Oceans Issues & Threats

For centuries, people have assumed that our vast ocean was limitless and immune to human impacts. It’s only recently that scientists have come to understand the devastating effects we’ve already had on our seas.

Japanese owned factory trawler NORTHERN EAGLE fishing for pollock in the Bering Sea.

© Greenpeace / Robert Visser

With such an incredible amount of plastic waste taking over our oceans, we are witnessing a pollution crisis occur around the world. Trash is being eaten by marine life and has entered every level of the food chain — even ending up in the seafood on our plates.

Global fish populations — a critical source of food for millions of people — are in danger of collapsing due to widespread and destructive fishing practices. The global industry is overrun with human rights violations — from human trafficking and forced labor to debt bondage and inhumane working conditions

Currently, there is very little protection for our threatened marine life and dwindling fish stocks — with less than two percent of our oceans set aside as marine reserves, it has become all too easy for our natural resources to be exploited from lack of protection.

The time to act is now.  The threats that plastic pollution and overfishing pose to the health of our oceans is clear — without adequate protections and corporate responsibility, we face creating irreversible damage and the collapse of some of the most important food sources in the world.

Plastic Pollution

Single-use plastic is everywhere: soda bottles, bags, food packaging, coffee cups, lids, straws — you name it. We’ve been told for decades that recycling is the solution for these disposable products, yet a whopping 90% of global plastic isn’t recycled — and an enormous quantity of it is ending up in our oceans. Without significant and urgent change, we face handing the next generation a garbage dump instead of an ocean, unfit for marine life.

Protecting Ocean Sanctuaries

This year we have the opportunity to create the largest protected area on Earth — an Antarctic Ocean Sanctuary bigger than California, Florida, New York and Texas combined. It would ensure a safe home for future generations of animals, and protect the waters from industrial fishing vessels, currently sucking up the tiny shrimp-like krill, on which all Antarctic life relies.

The Antarctic ocean supports an abundance of incredible sea life — penguins, whales, fish, seals, and colossal squid. But a warming climate and expanding industrial fishing are threatening this vital ocean and its iconic creatures.

Meanwhile, we are pushing the international community to deliver on its commitment to create a new high seas biodiversity treaty. With less than 2 percent of the world’s oceans strongly protected, The Commission for the Conservation of Antarctic Marine Living Resources must create a mandate and a process through which we can move much more quickly toward a goal of protecting 30% of the ocean by 2030.

Overfishing & Destructive Fishing

Overfishing is threatening food security for hundreds of millions of people and destroying ocean ecosystems worldwide.

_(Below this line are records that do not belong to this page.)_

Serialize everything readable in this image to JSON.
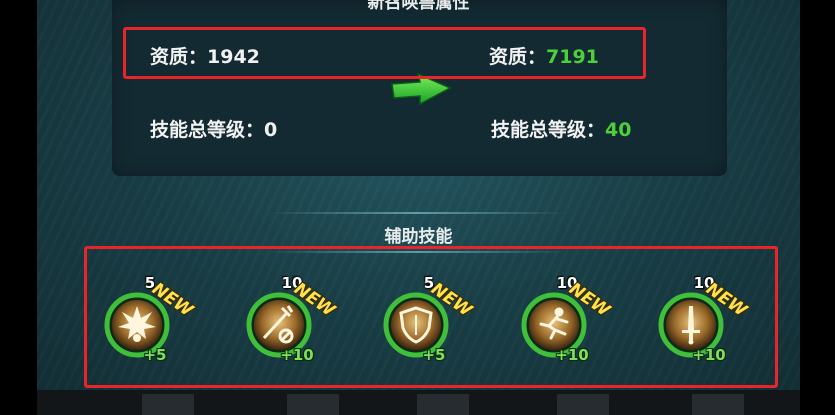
{
  "header": {
    "title": "新召唤兽属性"
  },
  "attributes": {
    "left": {
      "aptitude_label": "资质：",
      "aptitude_value": "1942",
      "skill_level_label": "技能总等级：",
      "skill_level_value": "0"
    },
    "right": {
      "aptitude_label": "资质：",
      "aptitude_value": "7191",
      "skill_level_label": "技能总等级：",
      "skill_level_value": "40"
    }
  },
  "support_skills": {
    "title": "辅助技能",
    "items": [
      {
        "level": "5",
        "tag": "NEW",
        "bonus": "+5",
        "icon": "burst-icon"
      },
      {
        "level": "10",
        "tag": "NEW",
        "bonus": "+10",
        "icon": "broken-strike-icon"
      },
      {
        "level": "5",
        "tag": "NEW",
        "bonus": "+5",
        "icon": "shield-icon"
      },
      {
        "level": "10",
        "tag": "NEW",
        "bonus": "+10",
        "icon": "runner-icon"
      },
      {
        "level": "10",
        "tag": "NEW",
        "bonus": "+10",
        "icon": "sword-icon"
      }
    ]
  },
  "colors": {
    "highlight_box": "#e8262a",
    "value_green": "#4bd23b",
    "new_tag": "#ffe24a",
    "ring_green": "#3fbf3a"
  }
}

We’ve already removed at least two-thirds of the large fish in the ocean, and one in three fish populations have collapsed since 1950. Put simply, there are too many boats chasing too few fish.

Human Rights on Land & at Sea

Changing the way we treat our oceans isn’t just about the creatures that live in them, it’s about the people who depend on them. Globally, more than three billion people rely on our oceans and coastal ecosystems for their livelihood.

As we have depleted fish populations, it has become more difficult for many fishing captains and companies to turn a profit. Increasingly, unscrupulous operators are cutting costs by denying the fishermen and women who work on their boats a living wage. Some are not paid at all, even after months or years working long hours without setting foot on land. Through a series of interviews with fishermen and women, we uncovered disturbing stories where people were worked to exhaustion and beaten if they dared complain. Many were denied access to sufficient food or water, and some were forced to eat bait to survive.

Human rights and environmental concerns are inextricably linked. When companies deny fishermen a living wage, they can afford to keep more boats on the water. This further drives overfishing, creating a spiral that threatens our oceans and fishermen alike.

Commercial Whaling

It’s hard to believe commercial whaling still happens, isn’t it?

The practice was rampant for so long that many whale species were driven to the brink of extinction. In the US, the North Atlantic right whale is down to about 350 remaining individuals. The blue whales of the Antarctic are at less than one percent of their original population. West Pacific grey whale populations are the most endangered of the world’s great whales, hovering on the edge of extinction with only slightly more than 100 remaining. The good news is that the moratorium on commercial whaling Greenpeace and allies won in 1986 — honored by all but Japan, Iceland, and Norway — is slowly helping most of the great whale populations to recover.